The song was written by Tom Eyen and Henry Krieger, and originated in the original Broadway musical, which opened in 1981, and has a history of favor. Jennifer Holliday portrayed Effie in that production and the song won her a Grammy Award for Best R&B Vocal Performance, Female when it was released as a single the following year. It closes the first act of the show and is considered the musical’s highlight. It does so in the film as well.

It’s the passion that kicks it, Effie’s fierce independence that bowls us over, even while her heart is breaking. It’s a classic torch song but as such is also a declaration of power, one that reshapes her path and story, and we remember its message well into the second half, seeing it as a kind of mantra for her resurrection later, even as the words themselves are in lament of losing Taylor. Here’s a sample:

Tear down the mountains
Yell, scream and shout like you can say what you want
I’m not walking out
Stop all the rivers, push, strike and kill
I’m not gonna leave you
There’s no way I will

She sings of him, repeatedly saying she “No, no, no, no way I’m living without you” but it is the opposite that Effie (and we) learns is true, that in fact, she not only does but can live without him, that through the struggles that follow, she finds greater success in herself. The song inspires evolution and serves as the landmark where Effie begins to transform.

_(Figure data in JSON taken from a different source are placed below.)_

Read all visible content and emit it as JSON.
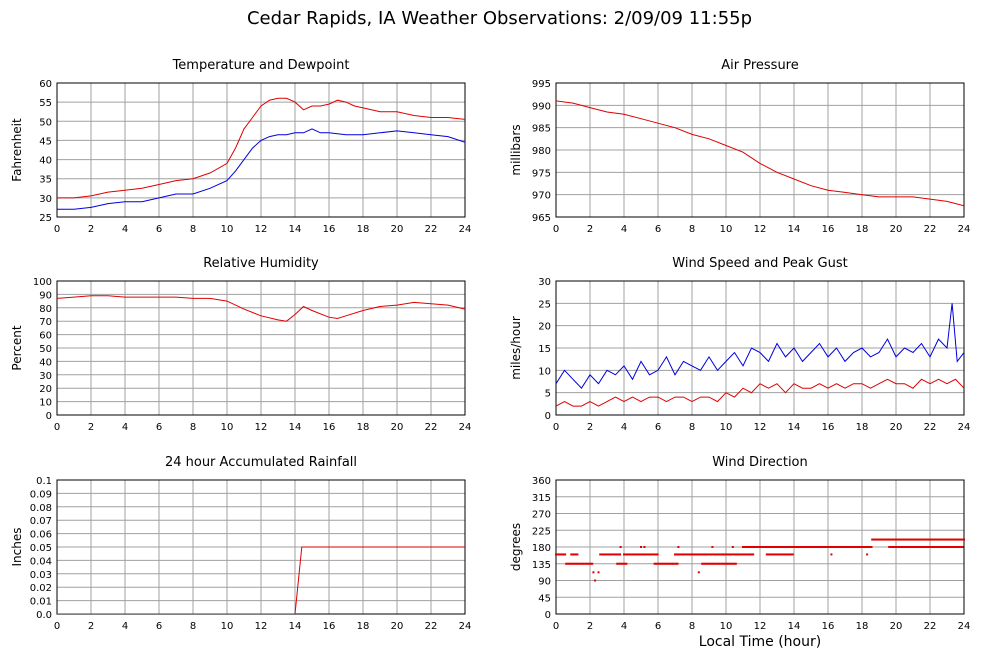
{
  "page": {
    "title": "Cedar Rapids, IA Weather Observations: 2/09/09 11:55p",
    "xaxis_title": "Local Time (hour)"
  },
  "colors": {
    "grid": "#a0a0a0",
    "red_series": "#e00000",
    "blue_series": "#0000e0"
  },
  "chart_data": [
    {
      "type": "line",
      "title": "Temperature and Dewpoint",
      "xlabel": "",
      "ylabel": "Fahrenheit",
      "xlim": [
        0,
        24
      ],
      "ylim": [
        25,
        60
      ],
      "xticks": [
        0,
        2,
        4,
        6,
        8,
        10,
        12,
        14,
        16,
        18,
        20,
        22,
        24
      ],
      "yticks": [
        "25",
        "30",
        "35",
        "40",
        "45",
        "50",
        "55",
        "60"
      ],
      "grid": true,
      "series": [
        {
          "color": "red",
          "x": [
            0,
            1,
            2,
            3,
            4,
            5,
            6,
            7,
            8,
            9,
            10,
            10.5,
            11,
            11.5,
            12,
            12.5,
            13,
            13.5,
            14,
            14.5,
            15,
            15.5,
            16,
            16.5,
            17,
            17.5,
            18,
            18.5,
            19,
            19.5,
            20,
            21,
            22,
            23,
            24
          ],
          "y": [
            30,
            30,
            30.5,
            31.5,
            32,
            32.5,
            33.5,
            34.5,
            35,
            36.5,
            39,
            43,
            48,
            51,
            54,
            55.5,
            56,
            56,
            55,
            53,
            54,
            54,
            54.5,
            55.5,
            55,
            54,
            53.5,
            53,
            52.5,
            52.5,
            52.5,
            51.5,
            51,
            51,
            50.5
          ]
        },
        {
          "color": "blue",
          "x": [
            0,
            1,
            2,
            3,
            4,
            5,
            6,
            7,
            8,
            9,
            10,
            10.5,
            11,
            11.5,
            12,
            12.5,
            13,
            13.5,
            14,
            14.5,
            15,
            15.5,
            16,
            17,
            18,
            19,
            20,
            21,
            22,
            23,
            24
          ],
          "y": [
            27,
            27,
            27.5,
            28.5,
            29,
            29,
            30,
            31,
            31,
            32.5,
            34.5,
            37,
            40,
            43,
            45,
            46,
            46.5,
            46.5,
            47,
            47,
            48,
            47,
            47,
            46.5,
            46.5,
            47,
            47.5,
            47,
            46.5,
            46,
            44.5
          ]
        }
      ]
    },
    {
      "type": "line",
      "title": "Air Pressure",
      "xlabel": "",
      "ylabel": "millibars",
      "xlim": [
        0,
        24
      ],
      "ylim": [
        965,
        995
      ],
      "xticks": [
        0,
        2,
        4,
        6,
        8,
        10,
        12,
        14,
        16,
        18,
        20,
        22,
        24
      ],
      "yticks": [
        "965",
        "970",
        "975",
        "980",
        "985",
        "990",
        "995"
      ],
      "grid": true,
      "series": [
        {
          "color": "red",
          "x": [
            0,
            1,
            2,
            3,
            4,
            5,
            6,
            7,
            8,
            9,
            10,
            11,
            12,
            13,
            14,
            15,
            16,
            17,
            18,
            19,
            20,
            21,
            22,
            23,
            24
          ],
          "y": [
            991,
            990.5,
            989.5,
            988.5,
            988,
            987,
            986,
            985,
            983.5,
            982.5,
            981,
            979.5,
            977,
            975,
            973.5,
            972,
            971,
            970.5,
            970,
            969.5,
            969.5,
            969.5,
            969,
            968.5,
            967.5
          ]
        }
      ]
    },
    {
      "type": "line",
      "title": "Relative Humidity",
      "xlabel": "",
      "ylabel": "Percent",
      "xlim": [
        0,
        24
      ],
      "ylim": [
        0,
        100
      ],
      "xticks": [
        0,
        2,
        4,
        6,
        8,
        10,
        12,
        14,
        16,
        18,
        20,
        22,
        24
      ],
      "yticks": [
        "0",
        "10",
        "20",
        "30",
        "40",
        "50",
        "60",
        "70",
        "80",
        "90",
        "100"
      ],
      "grid": true,
      "series": [
        {
          "color": "red",
          "x": [
            0,
            1,
            2,
            3,
            4,
            5,
            6,
            7,
            8,
            9,
            10,
            11,
            12,
            13,
            13.5,
            14,
            14.5,
            15,
            16,
            16.5,
            17,
            18,
            19,
            20,
            21,
            22,
            23,
            24
          ],
          "y": [
            87,
            88,
            89,
            89,
            88,
            88,
            88,
            88,
            87,
            87,
            85,
            79,
            74,
            71,
            70,
            75,
            81,
            78,
            73,
            72,
            74,
            78,
            81,
            82,
            84,
            83,
            82,
            79
          ]
        }
      ]
    },
    {
      "type": "line",
      "title": "Wind Speed and Peak Gust",
      "xlabel": "",
      "ylabel": "miles/hour",
      "xlim": [
        0,
        24
      ],
      "ylim": [
        0,
        30
      ],
      "xticks": [
        0,
        2,
        4,
        6,
        8,
        10,
        12,
        14,
        16,
        18,
        20,
        22,
        24
      ],
      "yticks": [
        "0",
        "5",
        "10",
        "15",
        "20",
        "25",
        "30"
      ],
      "grid": true,
      "series": [
        {
          "color": "blue",
          "x": [
            0,
            0.5,
            1,
            1.5,
            2,
            2.5,
            3,
            3.5,
            4,
            4.5,
            5,
            5.5,
            6,
            6.5,
            7,
            7.5,
            8,
            8.5,
            9,
            9.5,
            10,
            10.5,
            11,
            11.5,
            12,
            12.5,
            13,
            13.5,
            14,
            14.5,
            15,
            15.5,
            16,
            16.5,
            17,
            17.5,
            18,
            18.5,
            19,
            19.5,
            20,
            20.5,
            21,
            21.5,
            22,
            22.5,
            23,
            23.3,
            23.6,
            24
          ],
          "y": [
            7,
            10,
            8,
            6,
            9,
            7,
            10,
            9,
            11,
            8,
            12,
            9,
            10,
            13,
            9,
            12,
            11,
            10,
            13,
            10,
            12,
            14,
            11,
            15,
            14,
            12,
            16,
            13,
            15,
            12,
            14,
            16,
            13,
            15,
            12,
            14,
            15,
            13,
            14,
            17,
            13,
            15,
            14,
            16,
            13,
            17,
            15,
            25,
            12,
            14
          ]
        },
        {
          "color": "red",
          "x": [
            0,
            0.5,
            1,
            1.5,
            2,
            2.5,
            3,
            3.5,
            4,
            4.5,
            5,
            5.5,
            6,
            6.5,
            7,
            7.5,
            8,
            8.5,
            9,
            9.5,
            10,
            10.5,
            11,
            11.5,
            12,
            12.5,
            13,
            13.5,
            14,
            14.5,
            15,
            15.5,
            16,
            16.5,
            17,
            17.5,
            18,
            18.5,
            19,
            19.5,
            20,
            20.5,
            21,
            21.5,
            22,
            22.5,
            23,
            23.5,
            24
          ],
          "y": [
            2,
            3,
            2,
            2,
            3,
            2,
            3,
            4,
            3,
            4,
            3,
            4,
            4,
            3,
            4,
            4,
            3,
            4,
            4,
            3,
            5,
            4,
            6,
            5,
            7,
            6,
            7,
            5,
            7,
            6,
            6,
            7,
            6,
            7,
            6,
            7,
            7,
            6,
            7,
            8,
            7,
            7,
            6,
            8,
            7,
            8,
            7,
            8,
            6
          ]
        }
      ]
    },
    {
      "type": "line",
      "title": "24 hour Accumulated Rainfall",
      "xlabel": "",
      "ylabel": "Inches",
      "xlim": [
        0,
        24
      ],
      "ylim": [
        0,
        0.1
      ],
      "xticks": [
        0,
        2,
        4,
        6,
        8,
        10,
        12,
        14,
        16,
        18,
        20,
        22,
        24
      ],
      "yticks": [
        "0.0",
        "0.01",
        "0.02",
        "0.03",
        "0.04",
        "0.05",
        "0.06",
        "0.07",
        "0.08",
        "0.09",
        "0.1"
      ],
      "grid": true,
      "series": [
        {
          "color": "red",
          "x": [
            0,
            14,
            14.4,
            24
          ],
          "y": [
            0,
            0,
            0.05,
            0.05
          ]
        }
      ]
    },
    {
      "type": "scatter",
      "title": "Wind Direction",
      "xlabel": "Local Time (hour)",
      "ylabel": "degrees",
      "xlim": [
        0,
        24
      ],
      "ylim": [
        0,
        360
      ],
      "xticks": [
        0,
        2,
        4,
        6,
        8,
        10,
        12,
        14,
        16,
        18,
        20,
        22,
        24
      ],
      "yticks": [
        "0",
        "45",
        "90",
        "135",
        "180",
        "225",
        "270",
        "315",
        "360"
      ],
      "grid": true,
      "segments": [
        {
          "from": 0,
          "to": 0.6,
          "deg": 160
        },
        {
          "from": 0.6,
          "to": 2.2,
          "deg": 135
        },
        {
          "from": 0.9,
          "to": 1.3,
          "deg": 160
        },
        {
          "from": 2.6,
          "to": 3.8,
          "deg": 160
        },
        {
          "from": 3.6,
          "to": 4.2,
          "deg": 135
        },
        {
          "from": 4.0,
          "to": 6.0,
          "deg": 160
        },
        {
          "from": 5.8,
          "to": 7.2,
          "deg": 135
        },
        {
          "from": 7.0,
          "to": 9.8,
          "deg": 160
        },
        {
          "from": 8.6,
          "to": 10.6,
          "deg": 135
        },
        {
          "from": 9.8,
          "to": 11.6,
          "deg": 160
        },
        {
          "from": 11.0,
          "to": 18.6,
          "deg": 180
        },
        {
          "from": 12.4,
          "to": 14.0,
          "deg": 160
        },
        {
          "from": 18.6,
          "to": 24,
          "deg": 200
        },
        {
          "from": 19.6,
          "to": 24,
          "deg": 180
        }
      ],
      "points": [
        {
          "x": 2.2,
          "y": 112
        },
        {
          "x": 2.3,
          "y": 90
        },
        {
          "x": 2.5,
          "y": 112
        },
        {
          "x": 3.8,
          "y": 180
        },
        {
          "x": 5.0,
          "y": 180
        },
        {
          "x": 5.2,
          "y": 180
        },
        {
          "x": 7.2,
          "y": 180
        },
        {
          "x": 8.4,
          "y": 112
        },
        {
          "x": 9.2,
          "y": 180
        },
        {
          "x": 10.4,
          "y": 180
        },
        {
          "x": 16.2,
          "y": 160
        },
        {
          "x": 18.3,
          "y": 160
        }
      ]
    }
  ]
}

What I like about this moment is its isolation. Taylor literally runs out of the room without looking back and actually never hears the song. Why? Because the song isn’t for him, even if she is directing it in his direction. This is for Effie, an emotional reckoning of where she stands and the line she’s drawing in the sand right now. It’s as if she needs to face the cold reality that these are the feelings she has for him in order to understand how fixed she is by them. The irony of singing on stage to an empty house serves as a metaphor for how she is seen by Taylor, or rather ‘unseen’. No matter the voice, she is nothing without the ‘right’ appearance and deserves no audience as such, at least in his mind. That same stage is now the battleground where she takes to the center and barrells out an anthem to resilience, the final words “You’re gonna love me, yes you are” a promise to the world, not Taylor.

Dreamgirls
Dreamgirls, 2006 © DreamWorks

Lastly, it’s down to Hudson who does nothing short of magic with the song, letting it fill her to her bones. Watch how she points and directs her words to the empty chairs, vowing that in the end it is they who will see her for she is, that she will earn their praise. Hudson is so explosive here it’s chilling to watch. You will be moved.

Dreamgirls is not a particularly eye-opening film and it does wallow a bit in the superficiality of the real drama, the movie designed more for raw entertainment than anything more deeply exposing of the history it tries to tell. Still, it thrives on its performances and is a must see for Eddie Murphy fans and the incredible work of Jennifer Hudson, centered on a mid-story personal call to arms in the wake of heartbreak. It’s a great cinematic moment.